On his release, after being held by the North Koreans for three years, SIS gave Blake leave to recuperate, posting him in April 1955 to the SIS station in West Berlin as deputy director of Technical Operations. His special assignment was to study the Red Army in East Germany, looking for potential defectors amongst its officers.

It was during this assignment that Blake committed his main act of betrayal by telling the KGB about the Berlin Tunnel, which had been bored as a joint effort of the SIS and CIA so that Western intelligence could tap land lines linking East Berlin with Moscow.

Blake's tipoff to the KGB allowed the Russians to use the tunnel to plant information which deceived Western intelligence agencies. Later, when it suited them, the KGB turned the Tunnel Operation into a propaganda victory.

Blake served the KGB well when in 1959 he revealed to the KGB each new plan and move of the West in the delicate East-West Geneva negotiations on the Berlin question.

In early 1961, Howard Roman, a CIA case officer who had been handling a communist intelligence officer positioned as vice-chairman of Polish military intelligence, gave SIS a lead which revealed the KGB had in its possession a list of 26 Polish officials which the SIS considered potential targets for recruitment. The list had been compiled by SIS men in Warsaw and investigations showed it could only have come from George Blake's safe.

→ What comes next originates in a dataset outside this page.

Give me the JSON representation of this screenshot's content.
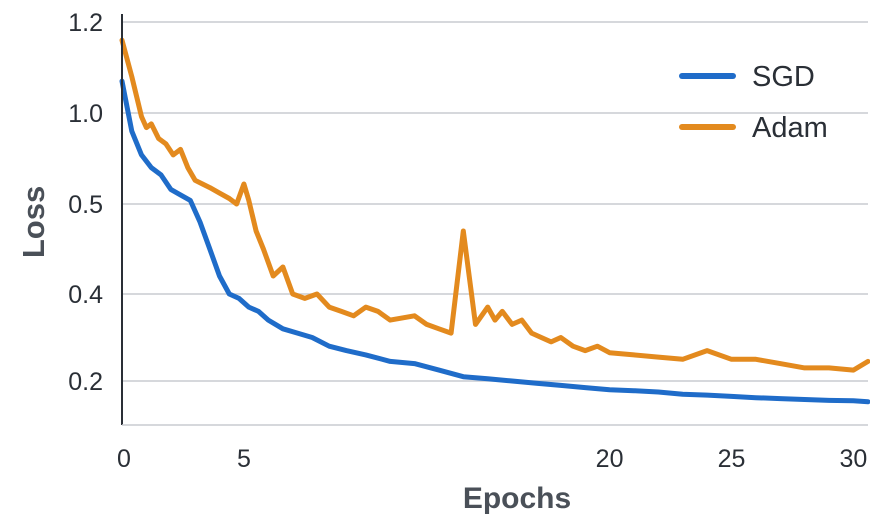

Blake, 38, a war hero considered by most of his Foreign Service colleagues as a "splendid chap," married to the daughter of a respected British Foreign Office official and father of two, was arrested and charged in April, 1961, under The Official Secrets Act.

George Blake in MoscowBlake at first was able to successfully stonewall all questions of the SIS interrogator, but later broke down and admitted his guilt. He was brought to court and tried at the Old Bailey courtroom. Chief Justice Lord Parker took only 53 minutes to reach his decision. Blake's treason, he commented, "rendered much of this country's efforts completely useless."

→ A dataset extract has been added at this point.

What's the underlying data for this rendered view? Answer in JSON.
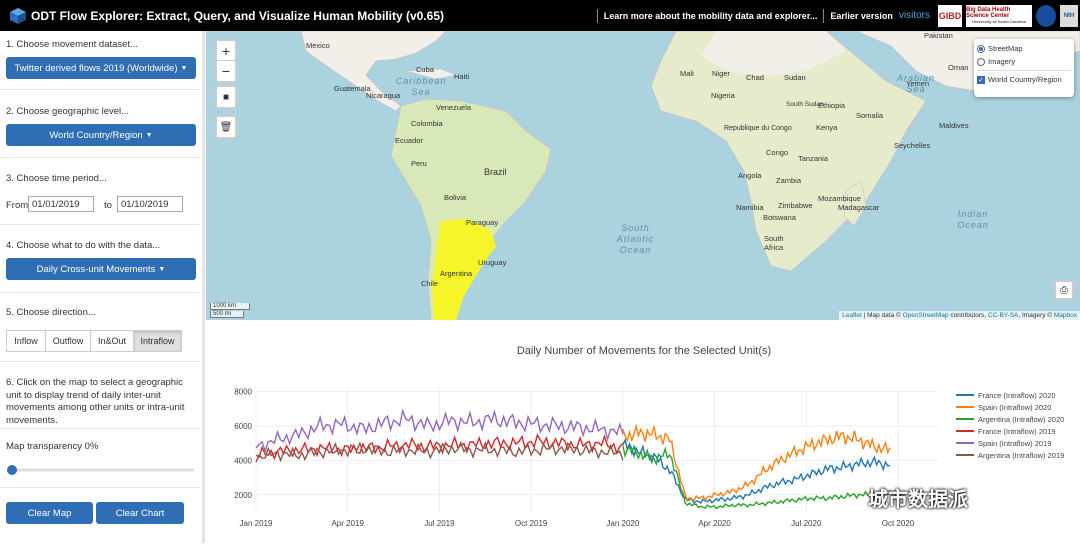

Lord Parker then sentenced Blake to 42 years in prison, the longest term ever imposed under English law for espionage during peacetime. The severity of Blake's sentence was explained at the trial as one year for each of the 42 British agents whose torture and death he caused.

Blake served only five and a half years before escaping from Wormwood Scrubs Prison in West London. He vanished, only to surface in Moscow a year later.

Many believe the KGB organized Blake's escape by contracting out some of the worst of the IRA. Sean Bourke, the Irish criminal who organized Blake's escape, detailed the escape in his book, The Springing of George Blake.

According to Bourke, in order to escape, Blake had to break an iron framed window, slide down a roof dropping to the ground, then climb over an 18 foot wall on a rope ladder, made by Bourke, and again dropping the final few feet. This feat was accomplished by Blake, an unathletic man, in a matter of minutes.

Bourke states that after hiding Blake in various flats in London, he was then smuggled to East Berlin by an Anglo-Irish couple who had hidden him in a secret compartment in a camping van. Today, Blake is in Moscow married to a Russian girl named Ida. They have a son, Mischa. Bourke, 47, died mysteriously in Ireland. He was found dead in his bed on 26 January, 1982, apparently from alcohol poisoning.

"How was it possible for a man in a key position to be a top Soviet spy for nine and a half years, without being discovered," the British press demanded at the time of Blake's conviction.

The government replied with the traditional blank stare.